EUROPEAN FX UPDATE: USD flat & GBP hit after region's softer-than-expected inflation report
DXY: U/C, 99.00
- USD is mildly firmer/flat. Nothing really driving things at the moment, but traders are mindful of trade/shutdown developments, and as some begin to position themselves ahead of Friday’s inflation report. For context, some of the recent upside seen in the dollar has been attributed to; a) reversal of debasement trade, b) steep correction in gold, c) easing credit concerns – ING outlines that continued USD strength may be hard to sustain, unless “markets find reasons to price out one of the three Fed cuts expected by March”.
- Briefly recapping the latest trade developments, US President Trump said he will discuss a lot of things with his Chinese counterpart, though he added that the meeting might not happen. As for recent shutdown developments, top democratic congressional leaders reached out to Trump for negotiations – though the President rejected their advances, saying he will not meet any Democratic leaders unless the government is reopened.
- DXY is currently trading at the upper end of the day’s 98.84-99.05 range, peak for the day marks the WTD best. Further upside will see a test of the 14th October high at 99.47.
EUR: U/C, 1.1593
- EUR is essentially flat and trades in an incredibly tight 1.1590-1.1615 range; nonetheless, the bias for today’s price action has been mildly downward. Lacklustre price action, which comes amidst a lack of pertinent newsflow.
- Some focus on reports that several EU leaders have called for the bloc to review, reduce and restrain legislation to reduce the burden on business, via Reuters.
JPY: -0.1%, 151.70
- JPY is essentially flat/mildly lower vs USD, and currently trades in a 151.48-151.95 range, just shy of the 152.00 mark. Overnight strength in the Yen was attributed to a mostly subdued risk tone, although this was marginal in nature given the lack of newsflow and pertinent data releases.
- Thereafter, traders had trade-related reports to digest; Reuters reported that PM Takaichi is to tell US President Trump that the country will buy US soybeans, pickups and LNG, though may not commit to a new defence spending target.
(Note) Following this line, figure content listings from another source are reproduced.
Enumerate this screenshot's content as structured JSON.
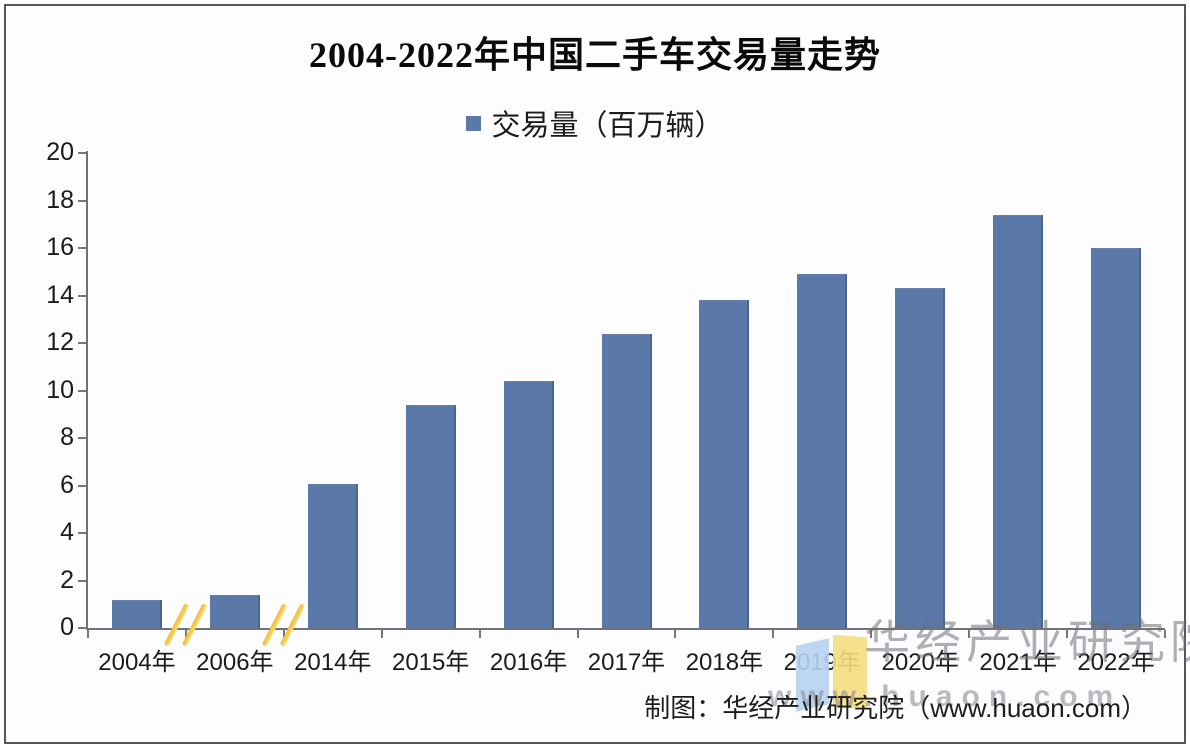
{
  "chart_data": {
    "type": "bar",
    "title": "2004-2022年中国二手车交易量走势",
    "legend_label": "交易量（百万辆）",
    "legend_position": "top",
    "categories": [
      "2004年",
      "2006年",
      "2014年",
      "2015年",
      "2016年",
      "2017年",
      "2018年",
      "2019年",
      "2020年",
      "2021年",
      "2022年"
    ],
    "values": [
      1.2,
      1.4,
      6.05,
      9.4,
      10.4,
      12.4,
      13.8,
      14.9,
      14.3,
      17.4,
      16.0
    ],
    "xlabel": "",
    "ylabel": "",
    "ylim": [
      0,
      20
    ],
    "yticks": [
      0,
      2,
      4,
      6,
      8,
      10,
      12,
      14,
      16,
      18,
      20
    ],
    "grid": false,
    "bar_color": "#5b79a8",
    "axis_break_after": [
      "2004年",
      "2006年"
    ],
    "axis_break_color": "#f0c33c"
  },
  "watermark": {
    "company": "华经产业研究院",
    "url": "www.huaon.com"
  },
  "caption": {
    "text": "制图：华经产业研究院（www.huaon.com）"
  }
}
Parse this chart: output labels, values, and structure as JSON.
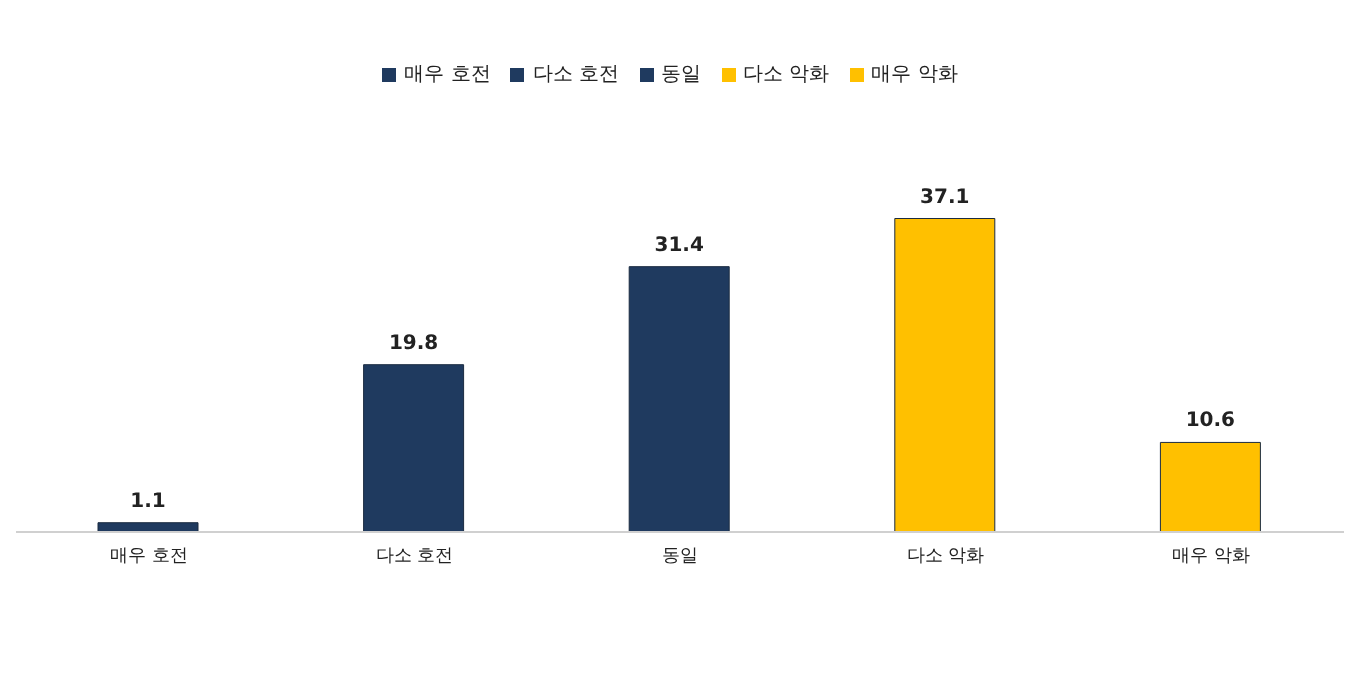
{
  "chart_data": {
    "type": "bar",
    "categories": [
      "매우 호전",
      "다소 호전",
      "동일",
      "다소 악화",
      "매우 악화"
    ],
    "series": [
      {
        "name": "매우 호전",
        "color": "#1f3a5f",
        "values": [
          1.1,
          null,
          null,
          null,
          null
        ]
      },
      {
        "name": "다소 호전",
        "color": "#1f3a5f",
        "values": [
          null,
          19.8,
          null,
          null,
          null
        ]
      },
      {
        "name": "동일",
        "color": "#1f3a5f",
        "values": [
          null,
          null,
          31.4,
          null,
          null
        ]
      },
      {
        "name": "다소 악화",
        "color": "#ffc000",
        "values": [
          null,
          null,
          null,
          37.1,
          null
        ]
      },
      {
        "name": "매우 악화",
        "color": "#ffc000",
        "values": [
          null,
          null,
          null,
          null,
          10.6
        ]
      }
    ],
    "stacked": true,
    "data_labels": true,
    "legend": "top",
    "tick_labels": "x"
  }
}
As a reminder, the POTUS will visit Japan from October 27-29.
- On economic policy, Takaichi is reportedly readying an economic stimulus which is set to top JPY 13.9tln; Reuters suggested measures are to counter inflation, investment in growth industries and national security. Elsewhere, Japan’s Finance Minister Katayama echoed her PM’s recent remarks, pushing back on the government’s involvement with the BoJ. Katayama said it is up to BoJ on specifics on monetary policy, but should work together to have effective economic policies. As a reminder, in the prior session, the PM said monetary policy lies with the BoJ, and there is no need to review the accord right now.
- Whilst Takaichi sees herself as an Abe successor, her recent remarks have seemingly pushed back on implementing an ultra-dovish BoJ rate path. Moreover, the extent of her fiscally expansive policies may also be limited given she leads a minority government. As such, Rabobank sees USD/JPY moving back towards 147.00 on a 3-month basis.
GBP: -0.4%, 1.3313
- GBP is the clear underperformer vs USD today, following the region’s soft inflation report. In detail, headline Y/Y was unchanged from the prior at 3.8% (exp. 4%), with the Services components also softer-than-expected.
- In an immediate reaction, GBP/USD fell from 1.3384 to 1.3343, before extending to a trough of 1.3314 where the pair currently resides. Further levels to the downside include the low from October 15th and then last week's worst at 1.3248.
- Following the release, market pricing has shifted dovishly, with markets now assigning a 74% chance of a cut by year-end vs 44% pre-release; the first full 25bps cut is priced in by Feb 2026. However, the pre-Budget uncertainty and the slightly mixed drivers within the headline CPI figure, alongside the stickiness of CPI Y/Y at 3.8% may stop the dovish move from running any further. Though, the remarks from Chancellor Reeves overnight and this morning make clear that she does not want the Budget to stand in the way of the BoE easing.
- Recapping Reeves in detail, she vowed to “smooth” the path for BoE cuts, adding that she was determined to get a grip on borrowing and would take steps in her Budget to cut household bills. In other reports, Reeves is reportedly targeting tax partnerships in a crackdown on the UK’s wealthy.
Antipodeans: AUD +0.1%, NZD +0.1%
- Antipodeans are the marginal G10 performers today, benefiting from a recent bounce back in metals prices as spot gold and base metals clamber off from the hefty pressure seen in the prior session. AUD/USD currently trades in a 0.5483-0.6512 range, which is towards the mid-point of the prior day’s range. The Kiwi currently trades in a 0.5736-0.5761 range, with the high for the day just shy of its 21 DMA at 0.5768.